Somebody else will always know something you don’t, so keep quiet and let them teach you. – I think this is pretty self-explanatory in both contexts of pottery class and the rest of life, but it’s still important to remember this every once in a while.

Creating something truly beautiful and unique takes patience and time. – From wedging a lump of clay to the first time you admire a finished piece, the creation of one piece is probably about a week and a half to two weeks. But this is true of anything you create, whether it’s a piece of flatware or the person you were meant to be.

 Never underestimate the effort of any creation process. – I kid you not when I say that after two hours at the wheel, my back and hips are stiff and that my fingers, palms, wrists, arms, and shoulders literally ache with the effort of turning a shapeless handful of clay into something recognizable. But again, whether you’re making a hand-thrown mug or becoming a better person, the amount of effort that goes into that whole process is largely unnoticed by anyone on the outside looking in.  Nobody sees how hard you’ve worked to be kinder, more patient, more loving, or more aware of the world around you if these things don’t come naturally to you, but the see the end product of those struggles to learn and grow.  Nobody outside of the gym will know how hard you’ve worked (even the other regulars at the gym probably don’t see that either) but everyone sees that you’re slimming down and putting on some muscle.  Life itself is a creation process — it is what you make out of what’s been given to you, and turning it all into something beautiful will always take more out of you than you realize.

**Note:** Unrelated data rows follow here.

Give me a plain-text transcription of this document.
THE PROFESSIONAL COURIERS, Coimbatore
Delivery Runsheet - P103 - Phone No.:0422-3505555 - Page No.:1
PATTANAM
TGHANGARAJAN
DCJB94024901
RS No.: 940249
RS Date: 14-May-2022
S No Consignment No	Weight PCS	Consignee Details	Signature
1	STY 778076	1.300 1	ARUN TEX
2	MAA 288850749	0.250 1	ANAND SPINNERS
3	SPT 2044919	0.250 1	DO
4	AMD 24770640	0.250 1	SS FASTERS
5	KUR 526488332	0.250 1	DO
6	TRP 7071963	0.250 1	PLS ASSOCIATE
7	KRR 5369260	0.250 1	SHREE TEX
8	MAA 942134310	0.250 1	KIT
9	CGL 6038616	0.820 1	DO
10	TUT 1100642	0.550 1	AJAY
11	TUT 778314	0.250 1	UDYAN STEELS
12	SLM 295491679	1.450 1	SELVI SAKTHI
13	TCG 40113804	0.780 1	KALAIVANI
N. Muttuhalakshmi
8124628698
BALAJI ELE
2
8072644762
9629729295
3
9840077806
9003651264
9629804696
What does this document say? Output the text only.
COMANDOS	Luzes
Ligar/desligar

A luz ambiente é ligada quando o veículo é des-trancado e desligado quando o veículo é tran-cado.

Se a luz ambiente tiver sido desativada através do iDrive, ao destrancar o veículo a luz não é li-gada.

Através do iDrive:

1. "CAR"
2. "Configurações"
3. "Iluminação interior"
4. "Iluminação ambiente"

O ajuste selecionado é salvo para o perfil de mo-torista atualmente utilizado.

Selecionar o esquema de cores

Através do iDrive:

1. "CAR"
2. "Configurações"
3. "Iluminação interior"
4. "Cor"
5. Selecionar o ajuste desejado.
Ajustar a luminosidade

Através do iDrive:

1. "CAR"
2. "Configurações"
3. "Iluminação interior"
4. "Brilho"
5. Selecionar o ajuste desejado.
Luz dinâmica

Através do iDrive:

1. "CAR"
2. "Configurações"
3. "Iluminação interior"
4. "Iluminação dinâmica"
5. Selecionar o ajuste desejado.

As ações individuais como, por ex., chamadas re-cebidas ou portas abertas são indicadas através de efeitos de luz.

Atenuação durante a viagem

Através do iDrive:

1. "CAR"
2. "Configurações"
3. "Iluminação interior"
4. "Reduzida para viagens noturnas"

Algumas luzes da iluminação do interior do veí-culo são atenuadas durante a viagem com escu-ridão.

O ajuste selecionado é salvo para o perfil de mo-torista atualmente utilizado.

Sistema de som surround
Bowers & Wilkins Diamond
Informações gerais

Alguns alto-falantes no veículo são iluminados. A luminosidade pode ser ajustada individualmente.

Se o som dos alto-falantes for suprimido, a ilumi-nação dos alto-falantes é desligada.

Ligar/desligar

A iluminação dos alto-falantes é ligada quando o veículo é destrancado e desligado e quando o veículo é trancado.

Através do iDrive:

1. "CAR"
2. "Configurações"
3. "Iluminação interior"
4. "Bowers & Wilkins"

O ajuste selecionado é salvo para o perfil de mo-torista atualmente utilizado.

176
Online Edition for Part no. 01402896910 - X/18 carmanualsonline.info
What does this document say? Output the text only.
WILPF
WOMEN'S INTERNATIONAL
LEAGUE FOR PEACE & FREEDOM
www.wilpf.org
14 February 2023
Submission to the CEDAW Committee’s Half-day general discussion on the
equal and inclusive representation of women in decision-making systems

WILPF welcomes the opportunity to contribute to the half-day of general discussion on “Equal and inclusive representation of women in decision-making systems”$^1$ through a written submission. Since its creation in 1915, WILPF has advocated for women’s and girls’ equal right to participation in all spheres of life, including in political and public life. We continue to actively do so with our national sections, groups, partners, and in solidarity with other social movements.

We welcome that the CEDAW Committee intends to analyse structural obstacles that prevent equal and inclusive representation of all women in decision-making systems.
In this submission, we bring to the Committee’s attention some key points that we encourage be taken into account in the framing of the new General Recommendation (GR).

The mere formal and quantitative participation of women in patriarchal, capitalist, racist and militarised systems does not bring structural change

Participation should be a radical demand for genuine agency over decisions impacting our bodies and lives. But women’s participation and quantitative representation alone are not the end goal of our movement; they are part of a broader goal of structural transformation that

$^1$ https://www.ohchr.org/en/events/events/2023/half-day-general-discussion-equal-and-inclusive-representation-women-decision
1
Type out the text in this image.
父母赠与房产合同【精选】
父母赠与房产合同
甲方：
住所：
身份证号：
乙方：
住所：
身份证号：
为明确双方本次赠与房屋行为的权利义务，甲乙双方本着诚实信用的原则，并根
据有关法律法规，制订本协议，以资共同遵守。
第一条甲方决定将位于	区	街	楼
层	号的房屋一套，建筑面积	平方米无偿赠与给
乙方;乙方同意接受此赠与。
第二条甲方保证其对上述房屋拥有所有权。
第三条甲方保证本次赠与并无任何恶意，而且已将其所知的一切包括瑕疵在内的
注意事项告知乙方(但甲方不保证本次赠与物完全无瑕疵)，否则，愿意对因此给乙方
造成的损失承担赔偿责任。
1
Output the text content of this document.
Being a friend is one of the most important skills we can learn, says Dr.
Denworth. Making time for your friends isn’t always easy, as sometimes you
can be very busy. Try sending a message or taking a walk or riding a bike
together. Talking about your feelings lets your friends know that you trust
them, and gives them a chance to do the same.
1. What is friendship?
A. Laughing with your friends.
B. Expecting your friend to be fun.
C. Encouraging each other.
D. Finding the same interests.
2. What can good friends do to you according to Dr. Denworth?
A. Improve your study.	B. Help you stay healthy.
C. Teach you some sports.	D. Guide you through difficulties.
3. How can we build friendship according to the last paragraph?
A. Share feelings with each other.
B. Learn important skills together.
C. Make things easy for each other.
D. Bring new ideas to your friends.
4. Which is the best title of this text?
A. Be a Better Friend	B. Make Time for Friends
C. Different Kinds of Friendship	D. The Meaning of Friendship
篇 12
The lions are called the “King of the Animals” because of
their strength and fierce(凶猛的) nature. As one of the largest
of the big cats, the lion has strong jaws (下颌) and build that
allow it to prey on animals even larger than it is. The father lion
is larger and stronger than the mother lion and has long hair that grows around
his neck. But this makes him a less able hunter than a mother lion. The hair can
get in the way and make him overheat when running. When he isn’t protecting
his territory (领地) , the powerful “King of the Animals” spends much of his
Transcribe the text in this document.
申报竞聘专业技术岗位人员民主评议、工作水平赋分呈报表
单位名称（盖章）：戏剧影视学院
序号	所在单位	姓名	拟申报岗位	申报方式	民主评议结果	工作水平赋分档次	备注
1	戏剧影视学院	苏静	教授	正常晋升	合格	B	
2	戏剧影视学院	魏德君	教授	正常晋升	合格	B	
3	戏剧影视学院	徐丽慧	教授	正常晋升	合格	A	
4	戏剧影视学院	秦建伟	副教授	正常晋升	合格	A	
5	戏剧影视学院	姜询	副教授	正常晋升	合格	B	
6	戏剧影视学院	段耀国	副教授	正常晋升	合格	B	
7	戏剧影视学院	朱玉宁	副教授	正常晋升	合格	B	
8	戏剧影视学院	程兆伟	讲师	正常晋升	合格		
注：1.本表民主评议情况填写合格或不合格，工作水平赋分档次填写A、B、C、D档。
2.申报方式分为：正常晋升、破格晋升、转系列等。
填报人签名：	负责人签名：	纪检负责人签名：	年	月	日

Close your eyes and feel what’s going on.   — This is how I learned to understand my clay – how to know when it’s stable and centred, when it’s too dry or too wet, when it’s not the right thickness, and when it’s getting loose and tired. This is also how I learned to feel when a dry piece is centred and ready to trim, and during the trimming process how to know when I’ve trimmed off enough excess clay. And yes, this is applicable to the “real world” – when was the last time you just closed your eyes for a second and focused on the feeling of your surroundings or even how you’re really feeling inside?  When was the last time you looked in at yourself and saw what was really there, and then did something about it?  We’re always so concerned with our outward appearances and how we look to the people around us, but why are we so afraid to look inside ourselves and see what’s buried deep inside our hearts and possibly waiting to be let out into the world?

It won’t always work out the way you want it to, and even when it does it will still surprise and maybe even delight you. – I’ve had to turn a butter bell lid into an eggcup (or shot glass) because my clay was too thin. I’ve had to reshape a piece or two because I’ve deformed them while attempting to remove them from the wheel. I’ve experimented with beeswax, slip, and glaze. And every completed piece is a total surprise, regardless of what happened on the journey it took from shapeless clay to ceramic vessel – even the final colour is a surprise, because blue glaze starts out red and red glaze starts out blue. It’s the same with life: it rarely plays out the way we expect or want it to, but we forget that it plays out the way it’s meant to in order for us to become the best possible versions of ourselves. Just like clay, we start out with very little beauty or shape – but as time goes by we are formed, first physically in our mothers’ wombs and after we are born, which is when our emotional, intellectual, and internal formation also begins. Our families, friends, and other influential presences coax us into shape in our lives. Hard times bring us down, and positive times pull us back up. We are thrust into fire and coloured by our experiences…

…and at the end of it all, in the same way that grey shapeless clay becomes a beautifully glazed mug or bowl, we are revealed to be unique, beautiful, and useful in our own ways.